KEMPF: They’re pure of heart even if they have evil in their lives, you know what I mean?



KEMPF: There’s the teens or 20-somethings and then there’s a 60-year-old man, who’s like, “I haven’t liked a band since Led Zeppelin, but you guys are awesome”

SANDSTROM: Awesome. Well, on that note, have you had any fun fan interactions? Or terrible ones.

KEMPF: People sometimes cry and explain really cool love stories. That’s my favorite, when they’re like, “I put it on a playlist when we were flirting and then our first date was at your show.” It’s like, oh my god. We’re at the heart of the hearts.

SANDSTROM: That’s so sweet. You guys would be a good first-date band. Do you guys have any pre-show rituals?

KEMPF: I’ll take a shot of Red Bull and do 10 push-ups, and now I more healthily get a lot of hot tea and then I do the 10 push-ups. The push-ups kind of get my cardio going and then I feel strong and ready and I feel cool.

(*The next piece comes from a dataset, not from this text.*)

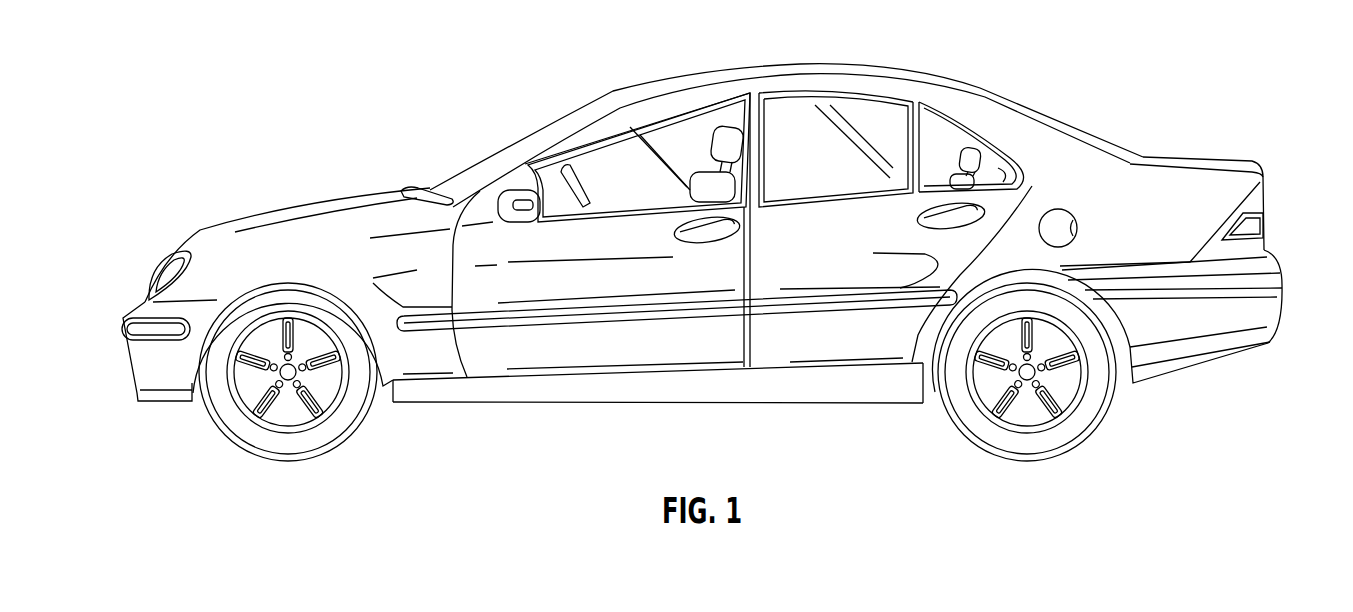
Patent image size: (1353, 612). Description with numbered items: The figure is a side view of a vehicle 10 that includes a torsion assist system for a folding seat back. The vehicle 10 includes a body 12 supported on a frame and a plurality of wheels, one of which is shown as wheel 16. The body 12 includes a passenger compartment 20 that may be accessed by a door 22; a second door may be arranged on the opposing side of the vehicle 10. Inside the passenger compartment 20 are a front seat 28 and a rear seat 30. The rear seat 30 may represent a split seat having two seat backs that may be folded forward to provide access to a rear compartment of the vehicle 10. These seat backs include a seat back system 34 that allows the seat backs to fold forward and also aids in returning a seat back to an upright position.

BALLA: She used to be in a phase where she would listen to this trainer guy and there was a day where we were playing a show with Stephen Malkmus from Pavement, but all the green rooms didn’t go up all the way, so every room was connected and we could all hear the trainer going, “Yeah, girl, get it, yeah.”

SANDSTROM: Love that. Obviously, Stephen Malkmus would be awesome to play with, but do you guys have another dream person to perform with or open for in the future?

BALLA: We’d open for like, Britney Spears or RX Nephew. I like his weird vibes.

KEMPF: Bert, stop. This one wants to kill the cow.

SANDSTROM: Can I see the cow again?

KEMPF: Bert, stop being weird. It’s your new brother.

SANDSTROM: Sorry, we can get back into the interview. But do you eat meat? 

KEMPF: I do. I eat meat for power.


SANDSTROM: My final question was about New York. I liked the pics of you guys hanging out here. What’s the New York crowd like?

BALLA: I love it. I mean, everyone’s been turning up a lot and honestly, I’ve been to so many New York shows where people are statues or something, but people get down at our shows.

KEMPF: Yeah, no one’s ever standing around.

BALLA: Every time I come to New York I basically wind up crawling out ’cause I just expend every ounce of energy that I have.

SANDSTROM: For sure.

BALLA: But I’m pretty obsessed with it, honestly.

SANDSTROM: When you’re not doing music stuff, what do you guys find yourself doing in the city?

KEMPF: I stay in the hotel and I get a lot of DoorDash. But I went to see a Broadway show this time, it was about women and the suffrage movement. I actually don’t really like musicals at all, but it made me feel teary-eyed. The woman power was strong in that room.

SANDSTROM: That’s awesome.

BALLA: When I’m there, I have to order at least one or two things from a street vendor. And I love riding the trains. I was also just hanging out at this bar called Marshall Stack, named after the guitar amp. Both times I went, there was hardly anyone there and so it was an amazing bar to go to in Manhattan. And the bartender is very nice.

SANDSTROM: Do you want to say what the third member got up to in New York, since he can’t advocate for himself right now?

BALLA: I feel like he played video games a lot this time.

KEMPF: Yeah, he was playing video games and ordering DoorDash.